Initially introduced in the 116th Congress, PASTEUR has gained broad, bipartisan support because of its balanced approach to catalyze the development of urgently needed antibiotics and antifungals while also supporting appropriate use of existing medications, which is key to preserving their efficacy and slowing the spread of dangerous, drug-resistant superbugs. Before the end of the last Congress, the bill had the support of more than 70 House and Senate co-sponsors. Earlier this year, President Joseph R. Biden Jr.’s administration urged Congress to pass this type of policy, while more than 230 organizations representing health care providers, public health professionals, scientists, patients, and the pharmaceutical and diagnostics industries joined in a letter to congressional leaders calling for the passage of PASTEUR as soon as possible.

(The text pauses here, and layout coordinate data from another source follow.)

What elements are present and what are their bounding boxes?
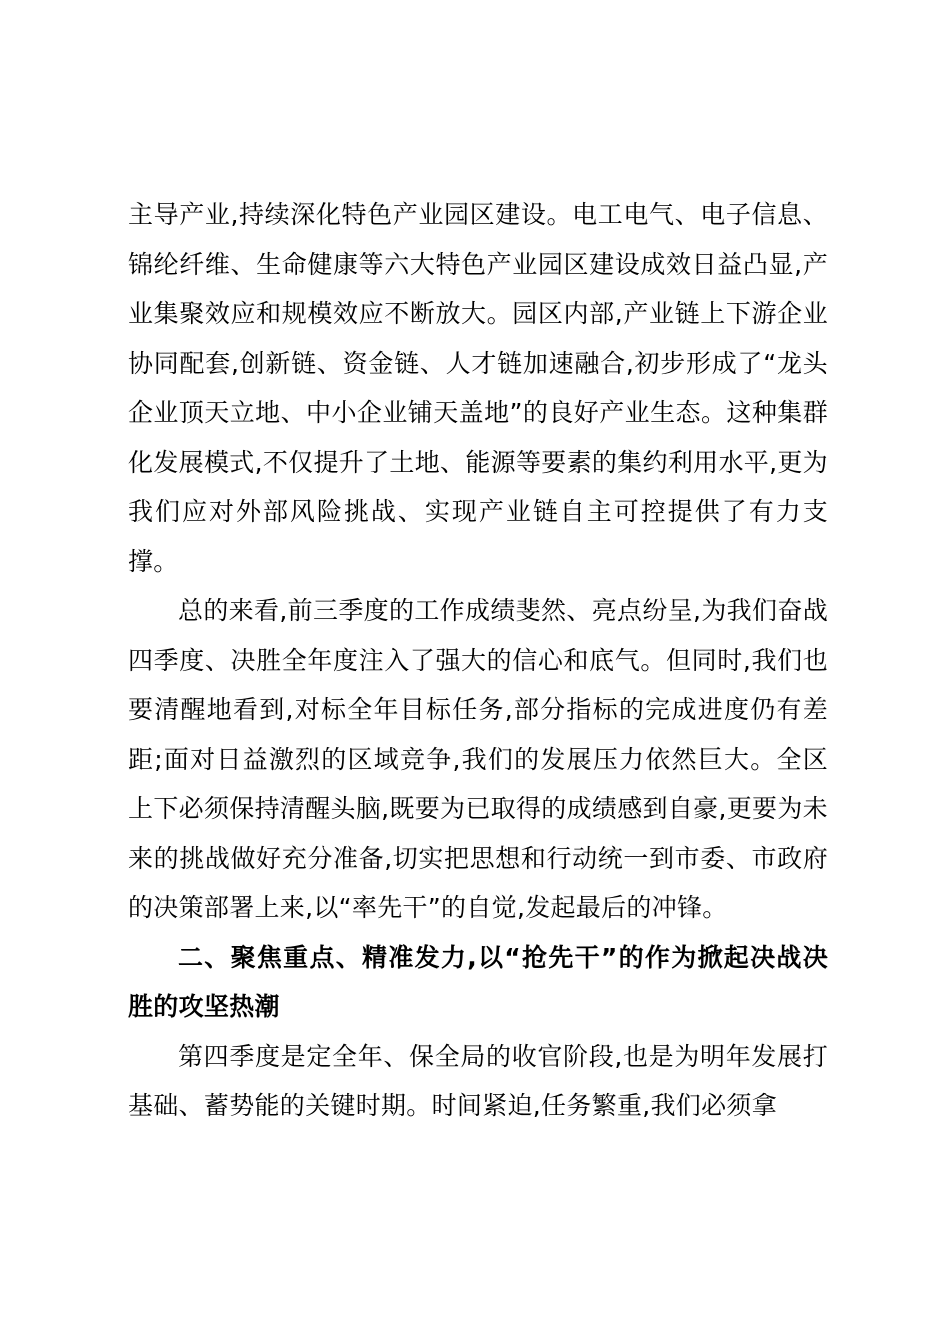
section-heading-two: 二、聚焦重点、精准发力,以“抢先干”的作为掀起决战决胜的攻坚热潮 — [128, 942, 828, 1021]
paragraph-industrial-parks: 主导产业,持续深化特色产业园区建设。电工电气、电子信息、锦纶纤维、生命健康等六大特色产业园区建设成效日益凸显,产业集聚效应和规模效应不断放大。园区内部,产业链上下游企业协同配套,创新链、资金链、人才链加速融合,初步形成了“龙头企业顶天立地、中小企业铺天盖地”的良好产业生态。这种集群化发展模式,不仅提升了土地、能源等要素的集约利用水平,更为我们应对外部风险挑战、实现产业链自主可控提供了有力支撑。 — [128, 200, 828, 576]
document-body — [128, 190, 828, 1131]
paragraph-summary-outlook: 总的来看,前三季度的工作成绩斐然、亮点纷呈,为我们奋战四季度、决胜全年度注入了强大的信心和底气。但同时,我们也要清醒地看到,对标全年目标任务,部分指标的完成进度仍有差距;面对日益激烈的区域竞争,我们的发展压力依然巨大。全区上下必须保持清醒头脑,既要为已取得的成绩感到自豪,更要为未来的挑战做好充分准备,切实把思想和行动统一到市委、市政府的决策部署上来,以“率先干”的自觉,发起最后的冲锋。 — [128, 596, 828, 922]
paragraph-fourth-quarter: 第四季度是定全年、保全局的收官阶段,也是为明年发展打基础、蓄势能的关键时期。时间紧迫,任务繁重,我们必须拿 — [128, 1041, 828, 1120]
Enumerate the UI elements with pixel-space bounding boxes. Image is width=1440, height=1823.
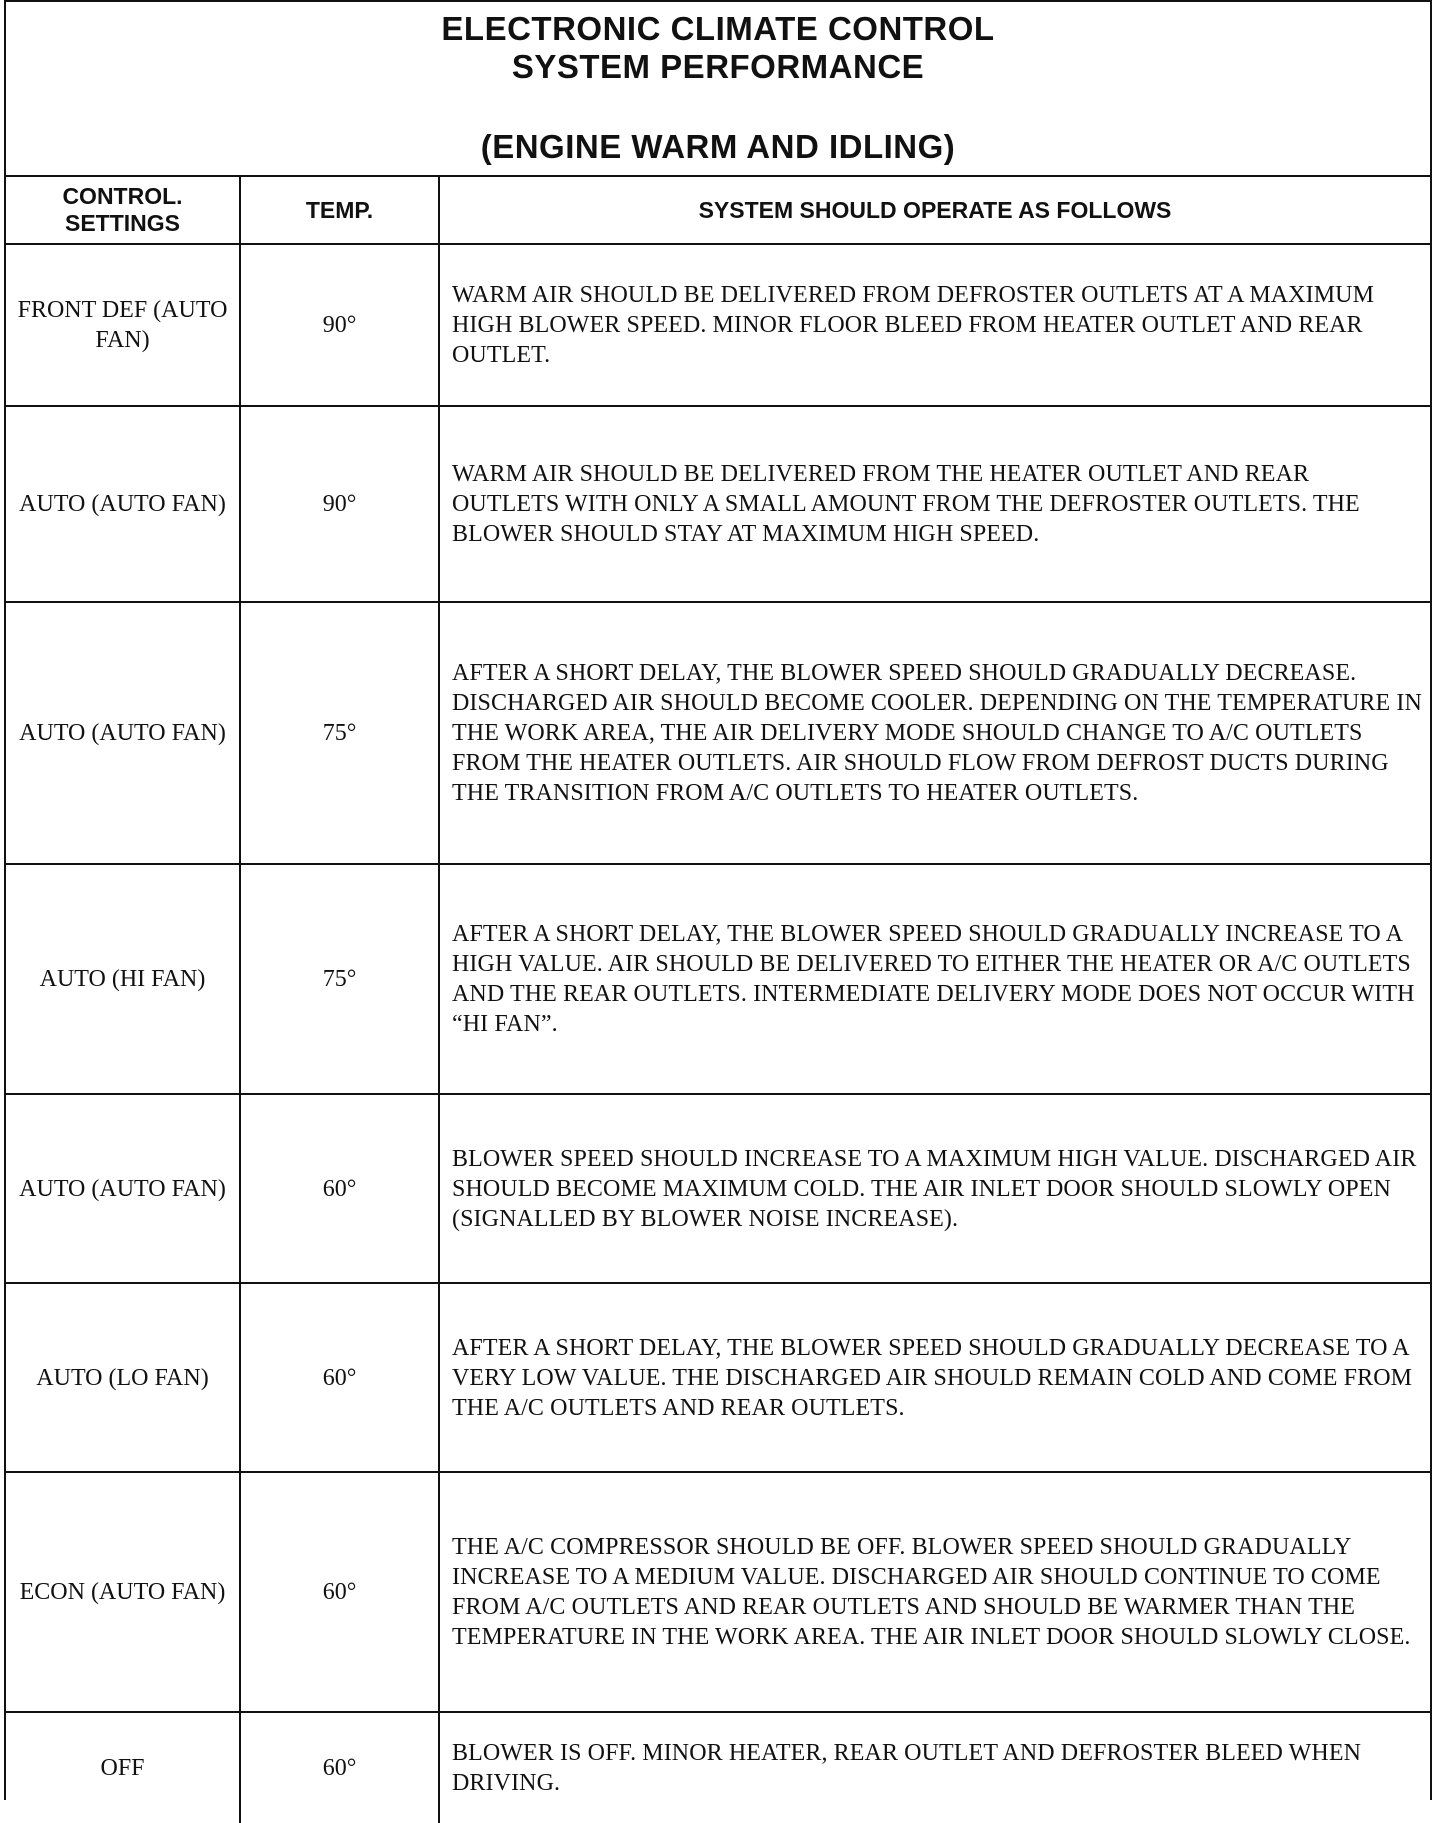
- control-setting-cell: AUTO (HI FAN): [6, 864, 240, 1094]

Antimicrobial resistance is not a partisan issue. It is an increasingly challenging public health emergency that reverberates far beyond just health care settings. Every 15 minutes, a person in the United States dies from an infection resistant to treatment with existing antimicrobial drugs. This means that since PASTEUR’s last introduction on June 16, 2021, more than 64,000 Americans have died because they did not have adequate medications to treat their infections.
Drug-resistant infections can happen because of a scrape on a playground, the birth of a child, an organ transplant, or simply standing in line at the grocery store. The pervasive nature of multi-drug resistant superbugs, combined with the chronically broken pipeline of urgently needed new drugs, underscores the grim reality that we cannot wait any longer to pass the PASTEUR Act.
Our organizations thank Sens. Bennet and Young and Reps. Ferguson and Peters for reintroducing the PASTEUR Act and urge Congress to pass the bill immediately.